The Thin Man (1934)
“A laugh tops every thrilling moment!”
Director: W. S. Van Dyke
Cast: William Powell, Myrna Loy, Maureen O’Sullivan
Synopsis: Nick and Nora Charles, a former detective and his rich, playful wife, investigate a murder case mostly for the fun of it.
Filmed in just two weeks, shot on a shoestring budget and intended as a modest b-movie, The Thin Man stunned all concerned with its box office success. The pairing of William Powell and Myrna Loy as Nick and Nora Charles, a wealthy and sophisticated couple with a fondness for alcohol and sleuthing, eventually resulted in a total of six Thin Man movies over thirteen years. In the 1930s, the movies provided an escape from the rigours of the Great Depression in much the same way as musicals and Shirley Temple pictures. The Thin Man movies offered the audience an escape into a world in which the depression was never mentioned, in which the constant consumption of alcohol had no consequences other than a slight slurring of speech, and in which murder mysteries were something of a game. And when WWII finally brought an end to the depression, the Thin Man movies continued to enjoy success simply because moviegoers had grown so fond of Nick and Nora and their cute dog, Asta.
The couple make a late entrance in their introductory movie. The first reel establishes a number of characters who will become suspects and/or victims of a string of murders. A scientist named Wynant (Edward Ellis) goes missing and, while the Charles’s are vacationing in New York over the Christmas period, his distraught daughter (Maureen O’Sullivan) begs them to investigate his disappearance. Because of his disappearance, the police believe Wynant’s responsible for the murder of his girlfriend Julia (Natalie Moorhead), but after reluctantly being pulled into the case, Nick suspects that Wynant has actually been a murder victim himself.

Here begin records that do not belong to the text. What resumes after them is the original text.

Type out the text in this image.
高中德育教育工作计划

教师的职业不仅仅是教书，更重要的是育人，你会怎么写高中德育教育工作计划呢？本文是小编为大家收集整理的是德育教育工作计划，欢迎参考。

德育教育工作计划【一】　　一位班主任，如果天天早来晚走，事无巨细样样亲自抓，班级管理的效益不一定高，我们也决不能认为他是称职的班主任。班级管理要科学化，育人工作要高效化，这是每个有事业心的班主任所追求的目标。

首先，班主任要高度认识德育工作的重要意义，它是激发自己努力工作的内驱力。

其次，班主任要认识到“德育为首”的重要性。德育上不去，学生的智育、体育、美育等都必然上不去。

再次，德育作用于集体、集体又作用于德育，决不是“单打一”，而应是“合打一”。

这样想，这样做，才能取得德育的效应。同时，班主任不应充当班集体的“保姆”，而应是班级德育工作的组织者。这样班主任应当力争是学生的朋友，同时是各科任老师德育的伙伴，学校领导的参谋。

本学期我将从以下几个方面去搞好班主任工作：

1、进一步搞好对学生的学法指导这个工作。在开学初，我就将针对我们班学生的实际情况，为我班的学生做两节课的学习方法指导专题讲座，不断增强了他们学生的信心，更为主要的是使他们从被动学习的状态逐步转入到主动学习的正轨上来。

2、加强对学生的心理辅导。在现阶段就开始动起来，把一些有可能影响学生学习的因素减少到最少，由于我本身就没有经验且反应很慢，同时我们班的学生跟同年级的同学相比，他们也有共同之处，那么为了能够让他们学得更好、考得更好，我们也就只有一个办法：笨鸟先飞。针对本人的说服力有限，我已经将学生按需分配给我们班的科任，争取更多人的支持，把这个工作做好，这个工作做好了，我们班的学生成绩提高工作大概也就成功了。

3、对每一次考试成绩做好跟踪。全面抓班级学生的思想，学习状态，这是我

The murder case in The Thin Man is really just a backdrop against which Nick and Nora’s witty repartee is displayed, which is just as well as it gets horribly convoluted, with virtually every character other than the Charles’s being placed in the frame at one time or another. The movie was released in 1934, just after the Hays Code really took hold of Hollywood’s output, and it leaves you wondering just what screenwriters Albert Hackett and Frances Goodrich would have come up with had they not been working within its constraints. As it is, the dialogue comes pretty close to the knuckle at times. Consider this exchange between Nick and Nora shortly after he has been shot by an intruder.
Nick: I’m a hero. I was shot twice in The Tribune.
Nora: I read where you were shot five times in the tabloids.
Nick: It’s not true. He didn’t come anywhere near my tabloids.
Or the astonished look on Nick’s face when his wife casually asks, ‘What’s that man doing in my drawers?’
Nick’s heavy drinking – he’s depicted as being intoxicated for probably ninety percent of his scenes — is passed off as a harmless character quirk. He never stumbles, never becomes dishevelled, and never loses that famous sparkling wit. In fact, he’s a bit like me really. But he does have a problem, blithely stealing the drinks of others – whether his wife or a criminal low-life – and even getting up in the middle of the night to have a slurp. It’s all depicted in a light-hearted vein, but it does seem strange to see someone who would today be portrayed as a tragic figure presented as a hero worthy of our admiration.
Nevertheless, The Thin Man still represents vintage Hollywood — and MGM, in particular – at its polished best. Even though production values aren’t high, you’d never know judging by what’s up there on the screen because all the quality is in the writing and performances. Powell and Loy play off one another wonderfully, and seem to be having as much fun as the characters they play, while a young Maureen O’Sullivan is hugely appealing as the missing man’s frantic daughter.